Mon petit frère de dix ans se mourait à cause d'une piqûre d'abeille, son souffle se bloquant dans sa gorge. J'étais pétrifiée, mais un immense soulagement m'a envahie quand l'ambulance est arrivée. Les secours étaient là.
Mais l'ambulancière ne regardait pas mon frère. Elle fixait la montre à mon poignet, un cadeau de mon fiancé, Adrien. Quand je lui ai dit son nom, son masque professionnel s'est brisé.
« Adrien est à moi », a-t-elle craché. C'était son ex-petite amie psychotique.
Elle a refermé sa mallette d'un coup de pied sec et a laissé mon frère mourir sur l'herbe, le traitant de « bâtard ». Puis, elle et son frère m'ont rouée de coups jusqu'à ce que je perde connaissance.
Je me suis réveillée attachée à une table d'opération.
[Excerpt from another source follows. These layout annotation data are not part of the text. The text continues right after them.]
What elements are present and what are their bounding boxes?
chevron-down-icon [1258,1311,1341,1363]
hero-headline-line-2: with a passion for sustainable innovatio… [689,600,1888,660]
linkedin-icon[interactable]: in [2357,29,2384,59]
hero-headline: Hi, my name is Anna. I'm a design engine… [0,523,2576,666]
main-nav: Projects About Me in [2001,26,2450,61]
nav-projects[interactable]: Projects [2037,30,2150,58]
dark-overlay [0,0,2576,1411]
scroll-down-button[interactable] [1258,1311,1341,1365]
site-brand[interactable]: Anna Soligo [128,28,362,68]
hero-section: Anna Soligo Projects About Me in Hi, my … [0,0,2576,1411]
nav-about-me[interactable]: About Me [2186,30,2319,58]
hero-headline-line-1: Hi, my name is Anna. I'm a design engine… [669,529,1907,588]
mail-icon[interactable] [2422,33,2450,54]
Un scalpel à la main, elle a murmuré : « Après ce que je vais te faire, tu crois qu'il voudra encore regarder ce visage ? »
Elle a lacéré mon visage, puis, avec une satisfaction glaciale, a détruit toute chance pour moi d'avoir un jour des enfants, s'assurant que je ne pourrais jamais donner à Adrien la famille qu'elle estimait être la sienne.
Elle m'a tout pris – mon frère, mon visage, mon avenir – tout ça à cause d'un délire.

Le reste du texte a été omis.